A couple of days ago the sky blocked the sun, transforming it into a faint white disk hanging weakly above the hills. The air was caramel-colored and the wind whipped around our yard, knocking over lawn chairs, children... anything unanchored, basically.
Our dog Sussi had enough sense to lay low, only her nose raised, eyes squinting with cautious curiosity.
"It's a summer wind," my ten year old explained, shouting above the roar of the dry gale. The boy from across the street nodded agreement with my 7 and 8 year olds following suit. "It means that this is the first day of summer," he added.
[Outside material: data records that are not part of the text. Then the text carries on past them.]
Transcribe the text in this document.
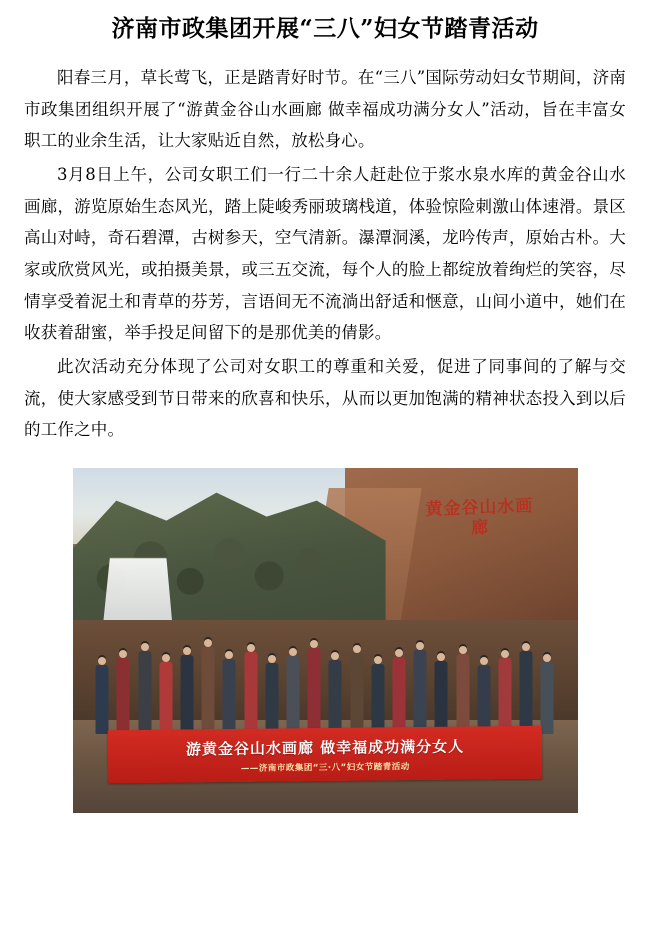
济南市政集团开展“三八”妇女节踏青活动

阳春三月，草长莺飞，正是踏青好时节。在“三八”国际劳动妇女节期间，济南市政集团组织开展了“游黄金谷山水画廊 做幸福成功满分女人”活动，旨在丰富女职工的业余生活，让大家贴近自然，放松身心。

3月8日上午，公司女职工们一行二十余人赶赴位于浆水泉水库的黄金谷山水画廊，游览原始生态风光，踏上陡峻秀丽玻璃栈道，体验惊险刺激山体速滑。景区高山对峙，奇石碧潭，古树参天，空气清新。瀑潭洞溪，龙吟传声，原始古朴。大家或欣赏风光，或拍摄美景，或三五交流，每个人的脸上都绽放着绚烂的笑容，尽情享受着泥土和青草的芬芳，言语间无不流淌出舒适和惬意，山间小道中，她们在收获着甜蜜，举手投足间留下的是那优美的倩影。

此次活动充分体现了公司对女职工的尊重和关爱，促进了同事间的了解与交流，使大家感受到节日带来的欣喜和快乐，从而以更加饱满的精神状态投入到以后的工作之中。

黄金谷山水画廊
游黄金谷山水画廊 做幸福成功满分女人
——济南市政集团“三·八”妇女节踏青活动
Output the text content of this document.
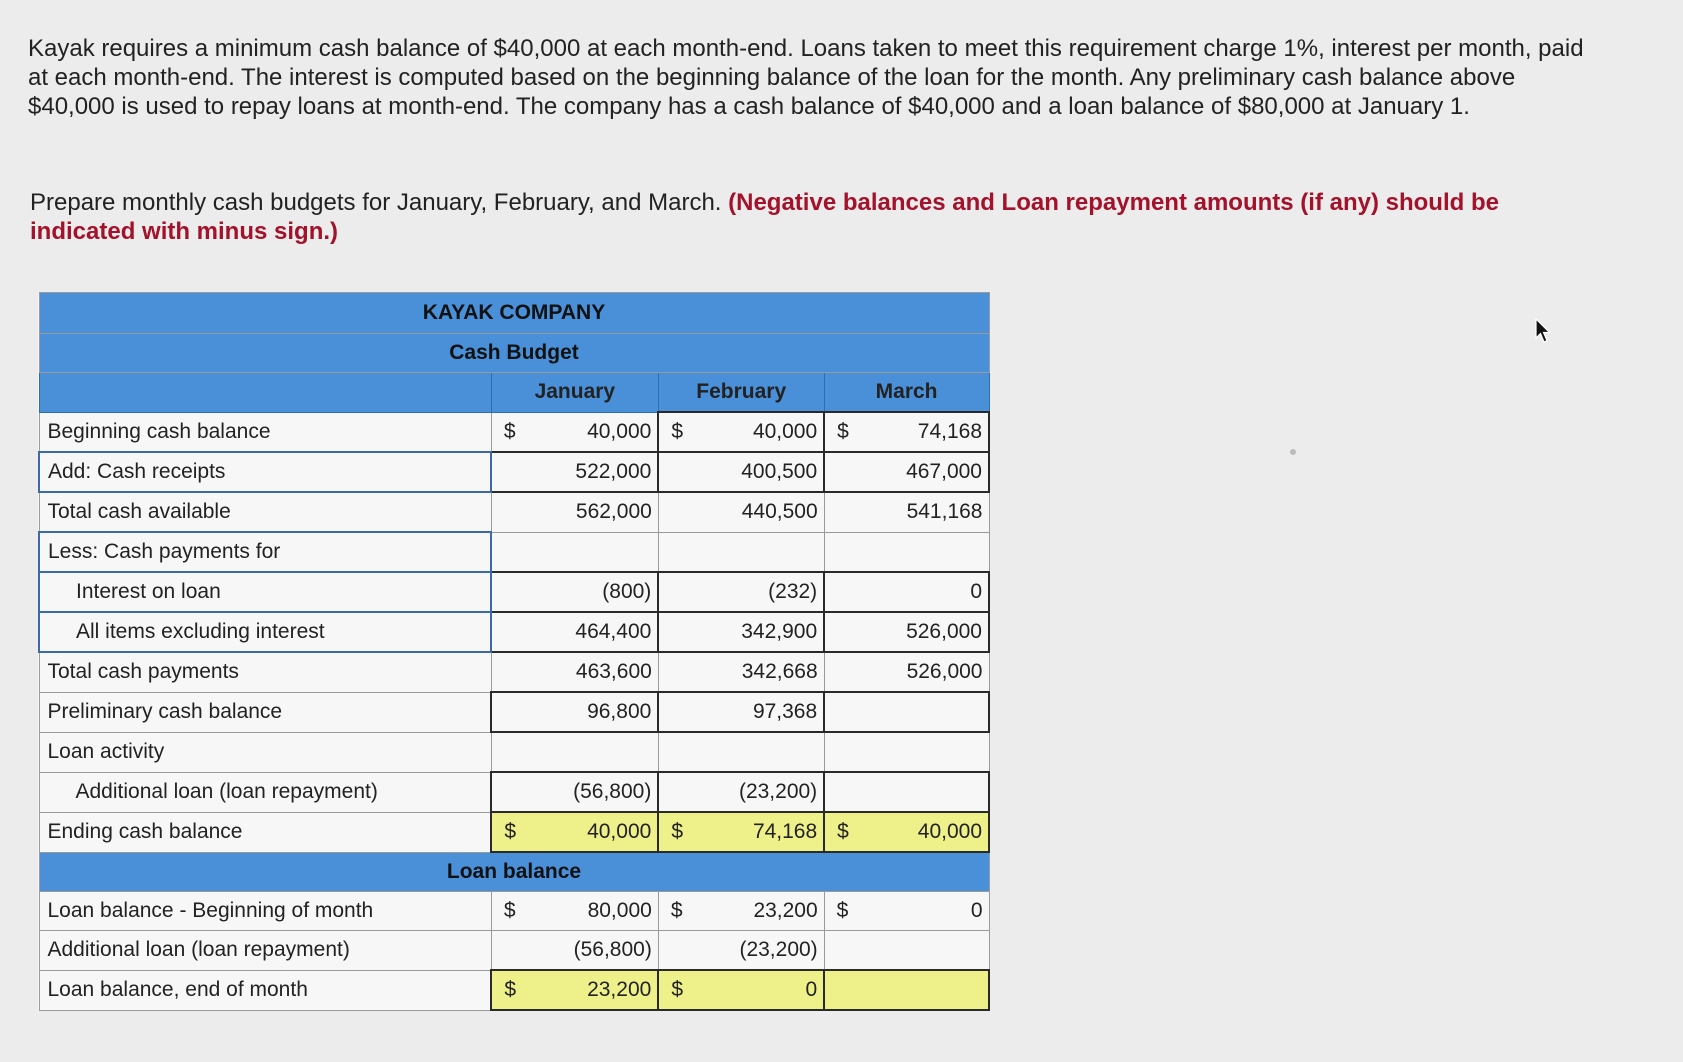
Kayak requires a minimum cash balance of $40,000 at each month-end. Loans taken to meet this requirement charge 1%, interest per month, paid at each month-end. The interest is computed based on the beginning balance of the loan for the month. Any preliminary cash balance above $40,000 is used to repay loans at month-end. The company has a cash balance of $40,000 and a loan balance of $80,000 at January 1.

Prepare monthly cash budgets for January, February, and March. (Negative balances and Loan repayment amounts (if any) should be indicated with minus sign.)

KAYAK COMPANY			
Cash Budget			
	January	February	March
Beginning cash balance	$ 40,000	$ 40,000	$ 74,168

Add: Cash receipts	522,000	400,500	467,000

Total cash available	562,000	440,500	541,168

Less: Cash payments for			
Interest on loan	(800)	(232)	0

All items excluding interest	464,400	342,900	526,000

Total cash payments	463,600	342,668	526,000

Preliminary cash balance	96,800	97,368	

Loan activity			
Additional loan (loan repayment)	(56,800)	(23,200)	

Ending cash balance	$ 40,000	$ 74,168	$ 40,000

Loan balance			
Loan balance - Beginning of month	$ 80,000	$ 23,200	$ 0

Additional loan (loan repayment)	(56,800)	(23,200)	

Loan balance, end of month	$ 23,200	$ 0	
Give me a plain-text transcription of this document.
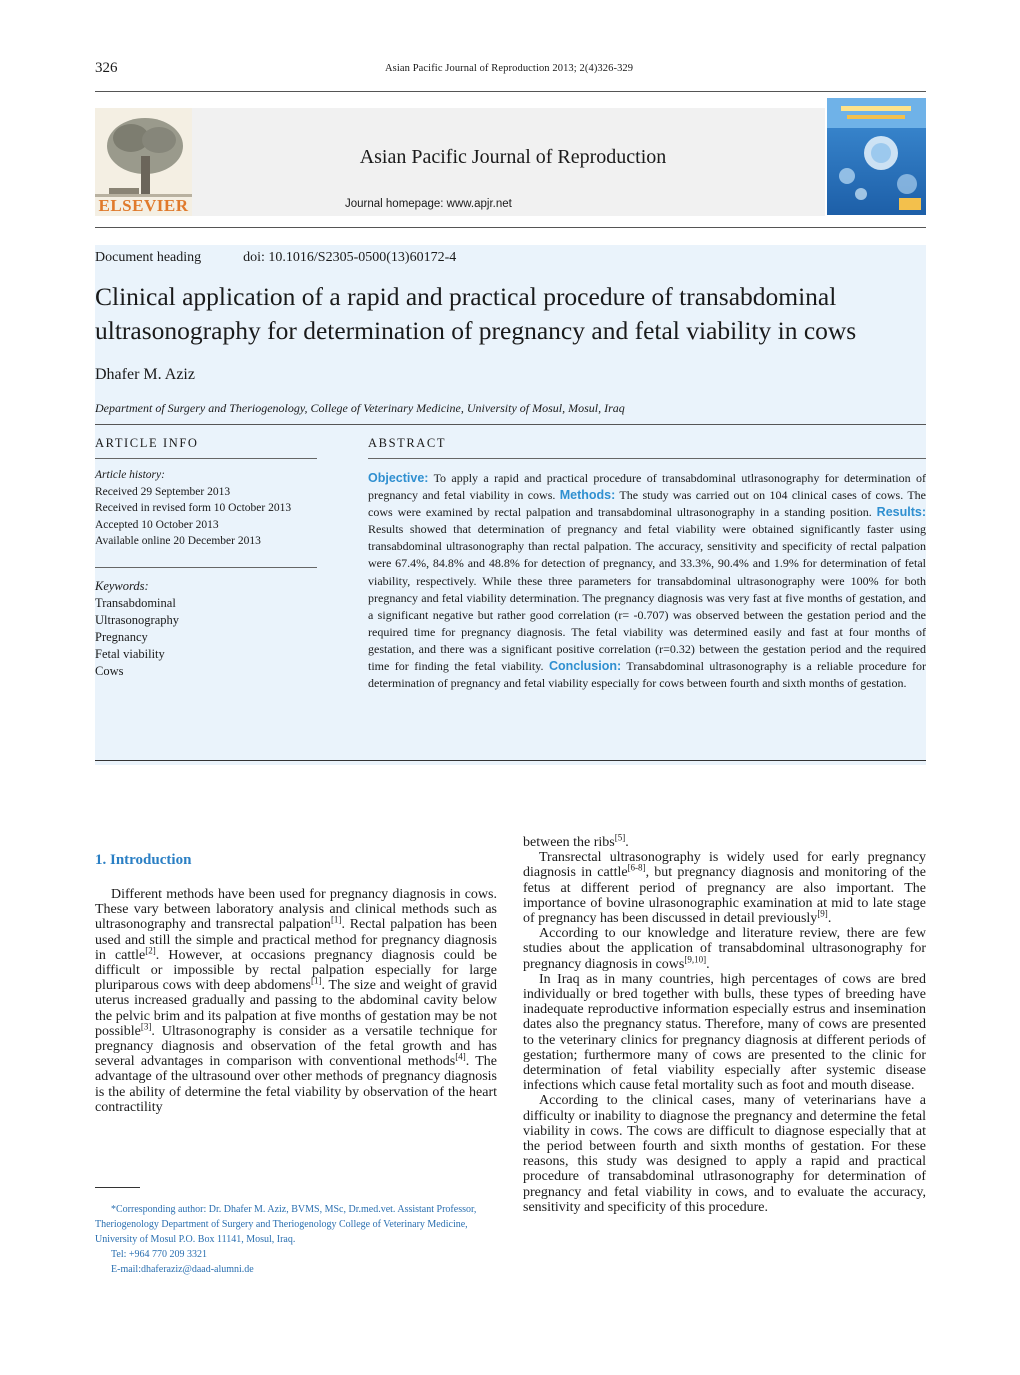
326	Asian Pacific Journal of Reproduction 2013; 2(4)326-329
ELSEVIER
Asian Pacific Journal of Reproduction
Journal homepage: www.apjr.net
Document heading	doi: 10.1016/S2305-0500(13)60172-4
Clinical application of a rapid and practical procedure of transabdominal ultrasonography for determination of pregnancy and fetal viability in cows
Dhafer M. Aziz
Department of Surgery and Theriogenology, College of Veterinary Medicine, University of Mosul, Mosul, Iraq
ARTICLE INFO	ABSTRACT
Article history:
Received 29 September 2013
Received in revised form 10 October 2013
Accepted 10 October 2013
Available online 20 December 2013
Keywords:
Transabdominal
Ultrasonography
Pregnancy
Fetal viability
Cows
Objective: To apply a rapid and practical procedure of transabdominal utlrasonography for determination of pregnancy and fetal viability in cows. Methods: The study was carried out on 104 clinical cases of cows. The cows were examined by rectal palpation and transabdominal ultrasonography in a standing position. Results: Results showed that determination of pregnancy and fetal viability were obtained significantly faster using transabdominal ultrasonography than rectal palpation. The accuracy, sensitivity and specificity of rectal palpation were 67.4%, 84.8% and 48.8% for detection of pregnancy, and 33.3%, 90.4% and 1.9% for determination of fetal viability, respectively. While these three parameters for transabdominal ultrasonography were 100% for both pregnancy and fetal viability determination. The pregnancy diagnosis was very fast at five months of gestation, and a significant negative but rather good correlation (r= -0.707) was observed between the gestation period and the required time for pregnancy diagnosis. The fetal viability was determined easily and fast at four months of gestation, and there was a significant positive correlation (r=0.32) between the gestation period and the required time for finding the fetal viability. Conclusion: Transabdominal ultrasonography is a reliable procedure for determination of pregnancy and fetal viability especially for cows between fourth and sixth months of gestation.
1. Introduction

Different methods have been used for pregnancy diagnosis in cows. These vary between laboratory analysis and clinical methods such as ultrasonography and transrectal palpation[1]. Rectal palpation has been used and still the simple and practical method for pregnancy diagnosis in cattle[2]. However, at occasions pregnancy diagnosis could be difficult or impossible by rectal palpation especially for large pluriparous cows with deep abdomens[1]. The size and weight of gravid uterus increased gradually and passing to the abdominal cavity below the pelvic brim and its palpation at five months of gestation may be not possible[3]. Ultrasonography is consider as a versatile technique for pregnancy diagnosis and observation of the fetal growth and has several advantages in comparison with conventional methods[4]. The advantage of the ultrasound over other methods of pregnancy diagnosis is the ability of determine the fetal viability by observation of the heart contractility

between the ribs[5].

Transrectal ultrasonography is widely used for early pregnancy diagnosis in cattle[6-8], but pregnancy diagnosis and monitoring of the fetus at different period of pregnancy are also important. The importance of bovine ulrasonographic examination at mid to late stage of pregnancy has been discussed in detail previously[9].

According to our knowledge and literature review, there are few studies about the application of transabdominal ultrasonography for pregnancy diagnosis in cows[9,10].

In Iraq as in many countries, high percentages of cows are bred individually or bred together with bulls, these types of breeding have inadequate reproductive information especially estrus and insemination dates also the pregnancy status. Therefore, many of cows are presented to the veterinary clinics for pregnancy diagnosis at different periods of gestation; furthermore many of cows are presented to the clinic for determination of fetal viability especially after systemic disease infections which cause fetal mortality such as foot and mouth disease.

According to the clinical cases, many of veterinarians have a difficulty or inability to diagnose the pregnancy and determine the fetal viability in cows. The cows are difficult to diagnose especially that at the period between fourth and sixth months of gestation. For these reasons, this study was designed to apply a rapid and practical procedure of transabdominal utlrasonography for determination of pregnancy and fetal viability in cows, and to evaluate the accuracy, sensitivity and specificity of this procedure.

*Corresponding author: Dr. Dhafer M. Aziz, BVMS, MSc, Dr.med.vet. Assistant Professor, Theriogenology Department of Surgery and Theriogenology College of Veterinary Medicine, University of Mosul P.O. Box 11141, Mosul, Iraq.

Tel: +964 770 209 3321

E-mail:dhaferaziz@daad-alumni.de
I have always thought of dust storms as transitory events that happen only in the Midwestern Plains in the U.S. An hour or two, no more -- but not here in the vortex of the universe.
Like everything else in Israel, this storm was more intense, lasted longer and felt like an ancient memory welling up from my soul, one that reminding me of the trek from Egypt to the thunder of the Ten Commandments.
The storm lasted all day long and into the night, covering leaves and flowers with a dusty, flour-like coat. Greenhorn that I am, I found it fascinating, its cool wind outweighing the bother of the sand. So like a fool I left my bedroom windows open, all of them, screens rattling, storm howling and the dog silent in the face of its fury. I fell asleep to its music, in fact -- only to awaken an hour later because it was difficult to breathe.
Belatedly I remembered Zarifi, my Bedouin sister, closing the metal shutters regardless of the temperature outside when the dust storms raged through the village. Too warm inside? Live with it, baby. The alternative was my current ability to breathe freely as she well knew, not to mention the film now gracing the walls, floor and furniture in our house.
I tend to learn the hard way and it sometimes takes a while till the lesson sinks in.
My husband, on the other hand, is smarter. He got up and closed the windows.